Für mich ist klarer denn je: Es wird sich nichts oder zu wenig verändern, wenn sich die Spielregeln nicht ändern. Die aktuellen Krisen sind zu groß. Steigende soziale Ungleichheit, das riesige Artensterben und die Klimakrise. Dazu Pandemien, die gerade wegen unserer Lebensweise immer häufiger auftreten werden. Schon allein Covid-19 zeigt uns doch unsere Grenzen auf. Vor allem bei Krisen, die sich langsam steigern, versagt unser politisches System.
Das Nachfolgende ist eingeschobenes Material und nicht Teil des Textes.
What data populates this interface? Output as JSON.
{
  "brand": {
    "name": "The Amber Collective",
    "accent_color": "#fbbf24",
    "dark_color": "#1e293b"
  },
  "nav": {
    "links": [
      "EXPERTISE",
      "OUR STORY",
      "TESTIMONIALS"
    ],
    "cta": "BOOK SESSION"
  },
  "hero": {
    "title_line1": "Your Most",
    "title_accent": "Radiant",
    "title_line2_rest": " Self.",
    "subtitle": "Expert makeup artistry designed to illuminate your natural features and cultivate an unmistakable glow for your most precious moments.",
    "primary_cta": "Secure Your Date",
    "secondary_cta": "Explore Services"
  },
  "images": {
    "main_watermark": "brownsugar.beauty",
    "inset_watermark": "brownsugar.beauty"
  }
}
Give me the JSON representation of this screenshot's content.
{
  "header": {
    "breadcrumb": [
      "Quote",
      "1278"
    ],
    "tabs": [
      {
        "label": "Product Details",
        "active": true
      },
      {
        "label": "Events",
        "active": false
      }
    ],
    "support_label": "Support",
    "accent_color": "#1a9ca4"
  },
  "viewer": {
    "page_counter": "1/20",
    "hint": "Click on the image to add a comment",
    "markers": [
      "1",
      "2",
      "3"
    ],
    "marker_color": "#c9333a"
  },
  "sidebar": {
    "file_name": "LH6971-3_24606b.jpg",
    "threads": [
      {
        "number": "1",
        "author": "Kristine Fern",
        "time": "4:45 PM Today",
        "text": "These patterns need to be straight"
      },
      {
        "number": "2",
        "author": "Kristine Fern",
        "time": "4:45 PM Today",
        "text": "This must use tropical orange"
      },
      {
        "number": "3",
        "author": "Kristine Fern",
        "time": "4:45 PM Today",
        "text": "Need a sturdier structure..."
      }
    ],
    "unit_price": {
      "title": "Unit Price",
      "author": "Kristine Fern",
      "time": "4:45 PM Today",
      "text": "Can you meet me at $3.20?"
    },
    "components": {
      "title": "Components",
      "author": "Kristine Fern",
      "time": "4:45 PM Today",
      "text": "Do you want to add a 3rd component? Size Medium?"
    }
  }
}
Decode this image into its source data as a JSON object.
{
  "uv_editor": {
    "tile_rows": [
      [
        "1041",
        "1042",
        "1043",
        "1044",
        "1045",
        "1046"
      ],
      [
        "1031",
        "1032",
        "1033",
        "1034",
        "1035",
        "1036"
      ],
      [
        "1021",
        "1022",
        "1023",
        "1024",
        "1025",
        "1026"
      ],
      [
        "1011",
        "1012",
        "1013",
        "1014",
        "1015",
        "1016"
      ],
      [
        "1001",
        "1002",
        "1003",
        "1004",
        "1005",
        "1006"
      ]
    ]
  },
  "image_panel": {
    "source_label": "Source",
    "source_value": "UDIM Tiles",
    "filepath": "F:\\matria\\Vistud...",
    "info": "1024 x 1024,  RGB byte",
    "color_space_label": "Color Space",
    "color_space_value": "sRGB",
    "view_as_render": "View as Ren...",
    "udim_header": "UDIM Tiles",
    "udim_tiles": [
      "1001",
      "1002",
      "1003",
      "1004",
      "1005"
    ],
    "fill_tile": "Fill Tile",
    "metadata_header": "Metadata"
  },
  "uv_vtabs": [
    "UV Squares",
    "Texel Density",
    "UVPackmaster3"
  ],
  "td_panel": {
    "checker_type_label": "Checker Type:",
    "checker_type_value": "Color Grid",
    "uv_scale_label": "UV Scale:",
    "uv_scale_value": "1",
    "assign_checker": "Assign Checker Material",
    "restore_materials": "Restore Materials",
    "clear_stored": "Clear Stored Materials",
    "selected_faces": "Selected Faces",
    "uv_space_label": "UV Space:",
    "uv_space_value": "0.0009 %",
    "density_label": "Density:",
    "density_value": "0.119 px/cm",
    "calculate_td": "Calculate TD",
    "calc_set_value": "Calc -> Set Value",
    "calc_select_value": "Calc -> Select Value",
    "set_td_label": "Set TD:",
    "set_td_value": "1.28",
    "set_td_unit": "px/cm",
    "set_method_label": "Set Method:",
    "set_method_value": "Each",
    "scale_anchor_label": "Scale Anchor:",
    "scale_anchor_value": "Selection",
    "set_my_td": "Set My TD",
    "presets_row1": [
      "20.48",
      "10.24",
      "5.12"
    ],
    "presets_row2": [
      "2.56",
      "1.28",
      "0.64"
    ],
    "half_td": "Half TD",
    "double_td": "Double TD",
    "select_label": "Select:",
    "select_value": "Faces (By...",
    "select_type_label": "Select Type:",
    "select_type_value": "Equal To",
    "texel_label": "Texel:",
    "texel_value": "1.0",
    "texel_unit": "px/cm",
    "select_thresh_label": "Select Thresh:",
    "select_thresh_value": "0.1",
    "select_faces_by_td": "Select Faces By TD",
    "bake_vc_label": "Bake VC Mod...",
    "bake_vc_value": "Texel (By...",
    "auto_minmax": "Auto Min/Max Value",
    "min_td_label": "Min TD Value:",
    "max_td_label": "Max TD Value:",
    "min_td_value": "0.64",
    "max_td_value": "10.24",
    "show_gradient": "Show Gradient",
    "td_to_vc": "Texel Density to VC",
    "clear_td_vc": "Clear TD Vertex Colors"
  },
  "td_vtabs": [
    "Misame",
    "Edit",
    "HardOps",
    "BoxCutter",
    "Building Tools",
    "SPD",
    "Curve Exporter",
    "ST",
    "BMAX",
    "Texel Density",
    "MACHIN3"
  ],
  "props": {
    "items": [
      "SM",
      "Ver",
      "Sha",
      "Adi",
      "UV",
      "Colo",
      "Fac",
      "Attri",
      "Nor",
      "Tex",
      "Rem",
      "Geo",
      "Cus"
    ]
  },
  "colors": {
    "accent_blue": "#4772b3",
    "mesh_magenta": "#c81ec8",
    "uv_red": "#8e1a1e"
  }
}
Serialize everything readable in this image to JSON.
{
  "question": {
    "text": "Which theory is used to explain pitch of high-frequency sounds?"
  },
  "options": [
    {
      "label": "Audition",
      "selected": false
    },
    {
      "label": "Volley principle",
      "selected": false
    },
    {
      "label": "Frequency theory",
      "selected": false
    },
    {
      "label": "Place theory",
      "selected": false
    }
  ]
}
Meine Hauptthese ist deshalb: Wenn wir die Spielregeln nicht ändern, die Demokratie nicht wirklich erneuern, lösen wir die Krisen nicht, sondern verschärfen sie. Es wurde ein Lobbyland geschaffen, welches die Interessen einer immer kleineren Elite bedient und ohnmächtig ist gegenüber den wirklichen Gefahren. Vor allem dann, wenn Handeln bedeutet, dass auch die wirklich Wohlhabenden und Mächtigen davon beeinflusst werden. Die jetzige Politik orientiert sich an der Vergangenheit, nicht an der Zukunft, und ist die Umkehrung von for the many, not the few.

Das Wort »Krise« leitet sich vom griechischen Wort krísis ab und bezeichnet nicht nur eine bedenkliche Lage. Was viele nicht wissen, es bedeutet auch »Wendepunkt«. An genau so einem Wendepunkt stehen wir. Beugen wir uns den Risiken oder nutzen wir die Chance, wenden wir das Blatt?

Viele aufmunternde Reden und Schriften würden an dieser Stelle ergänzen, es liege nur an uns, und es sei nicht schwer, wenn man nur wolle. Doch es ist schwer. Und es ist weder mit einigen tollen neuen Technologien getan noch mit einem zartgrünen oder blassroten Anstrich, noch mit dem Engagement einer ganzen Generation, welches sich dann irgendwann in den Parteien niederschlägt und dort auch weitestgehend verebbt. Nein, das ganze verkrustete, lobbyierte politische System muss gesprengt werden, damit wirklich gehandelt werden kann. Man muss sich mit den wirklichen Mächtigen anlegen. Und nein, es geht nicht, ohne jemandem weh zu tun, ohne dass jemand verliert. Kein Update oder eine kleine Reform der Demokratie reicht dafür aus, wie zum Beispiel ein Lobbyregister, ein wenig Bürgerbeteiligung, etwas modernere Parteien … Die Fassaden müssen eingerissen und die Demokratie einschließlich des Wirtschaftssystems demokratisiert werden. Sie gehört auch den nächsten Generationen. Freiheit und Sicherheit ­­bewahren wir für unsere Kinder nur, wenn wir ihre Lebensgrundlagen nicht einschränken oder gar zerstören.

Wie sieht es hinter der politischen Fassade wirklich aus? Wie dämmen wir den Profitlobbyismus ein? Wie schaffen wir wieder mehr Teilhabe? Wie befreien wir uns davon, dass wir hauptsächlich zu Arbeitskräften, Konsumentinnen und Teilzeitwählerinnen degradiert wurden? Wie verändern, revolutionieren wir unsere Demokratie – damit wir die wirklichen Krisen bewältigen können? Darum soll es in diesem Buch gehen.